Last night she looked out the patio doors and started crying, when I asked what was wrong she explained through hiccuping sniffles that there were no daisies in the lawn… Well, no, there aren’t. There never has been. We have dandelions and clover in abundance but strangely no daisies.
She got up, marched outside and screamed at the lawn that it was growing the wrong flowers, that it needed to grow daisies and demanded that I immediately made daisy seeds materialize in front of her. When I failed to do this she went back to crying and wailing.

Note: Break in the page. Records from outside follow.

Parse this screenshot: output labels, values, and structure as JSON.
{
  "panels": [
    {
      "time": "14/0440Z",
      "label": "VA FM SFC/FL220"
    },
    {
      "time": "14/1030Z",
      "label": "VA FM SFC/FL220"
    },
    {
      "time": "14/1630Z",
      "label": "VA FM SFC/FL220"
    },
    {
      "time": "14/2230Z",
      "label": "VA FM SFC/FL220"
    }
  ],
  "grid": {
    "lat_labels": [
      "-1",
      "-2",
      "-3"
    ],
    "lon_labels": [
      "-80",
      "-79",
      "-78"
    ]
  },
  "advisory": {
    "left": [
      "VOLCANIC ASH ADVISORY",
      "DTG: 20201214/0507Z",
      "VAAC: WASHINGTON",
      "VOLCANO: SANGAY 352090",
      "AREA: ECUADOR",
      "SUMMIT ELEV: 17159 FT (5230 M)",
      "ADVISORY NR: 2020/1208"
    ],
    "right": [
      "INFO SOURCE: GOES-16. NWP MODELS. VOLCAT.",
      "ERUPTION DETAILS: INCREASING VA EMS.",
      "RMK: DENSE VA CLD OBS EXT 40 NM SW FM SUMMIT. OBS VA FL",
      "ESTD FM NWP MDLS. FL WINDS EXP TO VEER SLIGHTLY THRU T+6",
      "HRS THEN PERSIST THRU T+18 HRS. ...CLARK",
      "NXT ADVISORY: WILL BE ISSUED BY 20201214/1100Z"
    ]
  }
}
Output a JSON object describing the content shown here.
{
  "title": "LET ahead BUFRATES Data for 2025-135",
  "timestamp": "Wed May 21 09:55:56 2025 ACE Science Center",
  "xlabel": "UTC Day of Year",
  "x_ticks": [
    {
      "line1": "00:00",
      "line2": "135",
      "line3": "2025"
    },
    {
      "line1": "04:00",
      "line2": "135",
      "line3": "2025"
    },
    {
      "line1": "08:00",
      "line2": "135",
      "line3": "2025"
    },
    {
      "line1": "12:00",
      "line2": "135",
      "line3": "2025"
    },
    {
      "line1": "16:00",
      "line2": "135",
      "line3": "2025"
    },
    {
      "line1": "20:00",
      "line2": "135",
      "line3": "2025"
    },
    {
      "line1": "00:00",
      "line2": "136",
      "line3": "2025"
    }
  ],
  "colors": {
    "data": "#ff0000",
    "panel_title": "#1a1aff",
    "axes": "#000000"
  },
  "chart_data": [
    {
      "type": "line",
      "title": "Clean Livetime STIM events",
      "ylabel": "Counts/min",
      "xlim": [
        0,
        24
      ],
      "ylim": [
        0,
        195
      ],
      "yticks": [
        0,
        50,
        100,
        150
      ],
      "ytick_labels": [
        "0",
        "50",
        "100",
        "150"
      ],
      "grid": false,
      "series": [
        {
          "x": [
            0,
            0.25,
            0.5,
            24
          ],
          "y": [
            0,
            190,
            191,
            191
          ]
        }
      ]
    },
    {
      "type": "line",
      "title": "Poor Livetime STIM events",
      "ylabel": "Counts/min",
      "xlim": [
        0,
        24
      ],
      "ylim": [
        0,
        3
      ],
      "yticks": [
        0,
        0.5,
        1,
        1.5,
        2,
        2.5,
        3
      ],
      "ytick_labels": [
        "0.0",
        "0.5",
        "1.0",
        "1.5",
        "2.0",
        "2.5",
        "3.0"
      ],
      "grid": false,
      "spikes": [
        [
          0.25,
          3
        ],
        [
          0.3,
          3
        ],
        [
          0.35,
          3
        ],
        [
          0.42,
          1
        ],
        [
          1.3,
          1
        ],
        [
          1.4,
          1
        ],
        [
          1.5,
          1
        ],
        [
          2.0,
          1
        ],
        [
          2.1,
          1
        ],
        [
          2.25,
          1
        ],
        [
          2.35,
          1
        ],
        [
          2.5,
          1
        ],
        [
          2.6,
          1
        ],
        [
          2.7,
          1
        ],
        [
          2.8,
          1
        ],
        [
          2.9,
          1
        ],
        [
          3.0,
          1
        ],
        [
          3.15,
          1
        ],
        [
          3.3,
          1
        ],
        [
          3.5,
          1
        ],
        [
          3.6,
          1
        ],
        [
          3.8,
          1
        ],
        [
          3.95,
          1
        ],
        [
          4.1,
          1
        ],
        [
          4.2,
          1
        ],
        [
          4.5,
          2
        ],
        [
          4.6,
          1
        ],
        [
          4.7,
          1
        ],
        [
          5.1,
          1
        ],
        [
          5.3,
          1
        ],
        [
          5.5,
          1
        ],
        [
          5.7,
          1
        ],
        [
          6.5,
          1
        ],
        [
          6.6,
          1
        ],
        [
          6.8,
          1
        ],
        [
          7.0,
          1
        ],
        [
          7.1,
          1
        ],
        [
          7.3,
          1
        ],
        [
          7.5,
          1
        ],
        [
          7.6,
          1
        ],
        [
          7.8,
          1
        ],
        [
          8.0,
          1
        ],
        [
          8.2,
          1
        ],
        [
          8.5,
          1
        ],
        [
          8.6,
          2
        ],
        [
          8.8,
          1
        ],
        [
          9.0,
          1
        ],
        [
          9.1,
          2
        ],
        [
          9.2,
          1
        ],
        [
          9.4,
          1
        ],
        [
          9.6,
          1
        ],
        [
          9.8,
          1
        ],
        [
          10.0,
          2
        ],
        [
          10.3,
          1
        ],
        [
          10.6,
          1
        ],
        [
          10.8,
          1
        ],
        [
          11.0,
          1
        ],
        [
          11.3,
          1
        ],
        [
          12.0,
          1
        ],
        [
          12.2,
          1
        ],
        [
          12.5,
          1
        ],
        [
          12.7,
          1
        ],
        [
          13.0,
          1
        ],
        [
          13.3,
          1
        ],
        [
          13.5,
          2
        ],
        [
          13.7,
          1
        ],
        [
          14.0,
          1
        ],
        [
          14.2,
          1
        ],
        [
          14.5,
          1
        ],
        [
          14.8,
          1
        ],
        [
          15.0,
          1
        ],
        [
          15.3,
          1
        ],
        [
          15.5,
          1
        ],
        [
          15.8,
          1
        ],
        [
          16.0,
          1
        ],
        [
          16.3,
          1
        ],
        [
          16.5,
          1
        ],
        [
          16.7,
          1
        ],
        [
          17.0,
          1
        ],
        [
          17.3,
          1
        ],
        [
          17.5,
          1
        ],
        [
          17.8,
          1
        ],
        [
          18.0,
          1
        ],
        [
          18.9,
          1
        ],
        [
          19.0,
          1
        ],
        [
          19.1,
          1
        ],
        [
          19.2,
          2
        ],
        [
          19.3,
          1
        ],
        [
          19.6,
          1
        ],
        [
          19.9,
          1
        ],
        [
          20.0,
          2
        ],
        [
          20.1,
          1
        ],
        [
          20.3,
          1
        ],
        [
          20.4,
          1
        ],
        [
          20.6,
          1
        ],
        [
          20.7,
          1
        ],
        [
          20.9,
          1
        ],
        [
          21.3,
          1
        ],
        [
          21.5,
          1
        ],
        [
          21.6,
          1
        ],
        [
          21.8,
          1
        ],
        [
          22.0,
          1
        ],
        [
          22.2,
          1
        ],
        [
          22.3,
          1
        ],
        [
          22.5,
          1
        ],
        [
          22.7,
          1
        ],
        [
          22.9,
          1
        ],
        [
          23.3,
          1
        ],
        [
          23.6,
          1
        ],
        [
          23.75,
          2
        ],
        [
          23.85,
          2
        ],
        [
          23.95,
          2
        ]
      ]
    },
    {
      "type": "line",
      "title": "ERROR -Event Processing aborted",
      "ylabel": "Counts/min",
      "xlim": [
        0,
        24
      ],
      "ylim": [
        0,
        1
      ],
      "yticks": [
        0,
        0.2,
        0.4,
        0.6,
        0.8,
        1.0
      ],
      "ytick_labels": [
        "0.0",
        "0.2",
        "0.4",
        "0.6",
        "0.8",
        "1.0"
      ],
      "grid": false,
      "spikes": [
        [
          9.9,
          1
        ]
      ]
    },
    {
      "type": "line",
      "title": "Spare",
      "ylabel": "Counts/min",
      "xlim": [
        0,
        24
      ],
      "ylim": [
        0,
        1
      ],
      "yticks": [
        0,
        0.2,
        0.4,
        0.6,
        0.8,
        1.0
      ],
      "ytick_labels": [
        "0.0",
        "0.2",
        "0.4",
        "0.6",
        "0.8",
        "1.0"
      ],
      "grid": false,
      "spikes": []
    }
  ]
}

And then there’s her other mood. Her second mood is more dangerous: when she is beyond this point, she will become manic. This means you will need at least two hours to get her to sleep (which is more like passing out through exhaustion) and will take you through a foray of bizarre scenarios that you never thought were possible.
I touched on one of these in ‘Notes to my daughter’ but allow me to introduce you to Daniel.
Daniel is a rock. He is a very special rock. You see, Daniel was the last in a series of overheated rocks that she found on a walk we went on one evening. Most of these rocks were cured by “cooling” them in the river she promptly dropped them in, but Daniel was more seriously ill. He was diagnosed with a blood illness where ‘his white blood cells have become attackers not protectors’. Basically she decided her rock had leukemia.
Yes, we can point out that this is not possible because 1. It doesn’t have red blood cells, or 2. White blood cells and 3. It’s a rock. But none of this deterred her from bringing Daniel home, placing him in isolation in a water bottle, feeding him ‘medicine’ (sea salt) and then declaring him better a few days later before releasing him back to his friends with a purple “one” drawn on him (some sort of capture, mark, release tracking programme?). Don’t ask me, I just had to help nurse a sick rock.
I have also had to help bathe her in this condition where I was informed that the bath was a pond, ok… and that she was wearing SCUBA equipment, following so far… and that she is fleeing from a “running pretend shark” (at least it wasn’t real….that went in the sea… and then she needed to get out because she was pond sick)
So there is nothing wrong with her imagination. And she may not always tell you that she’s tired but believe me you will know.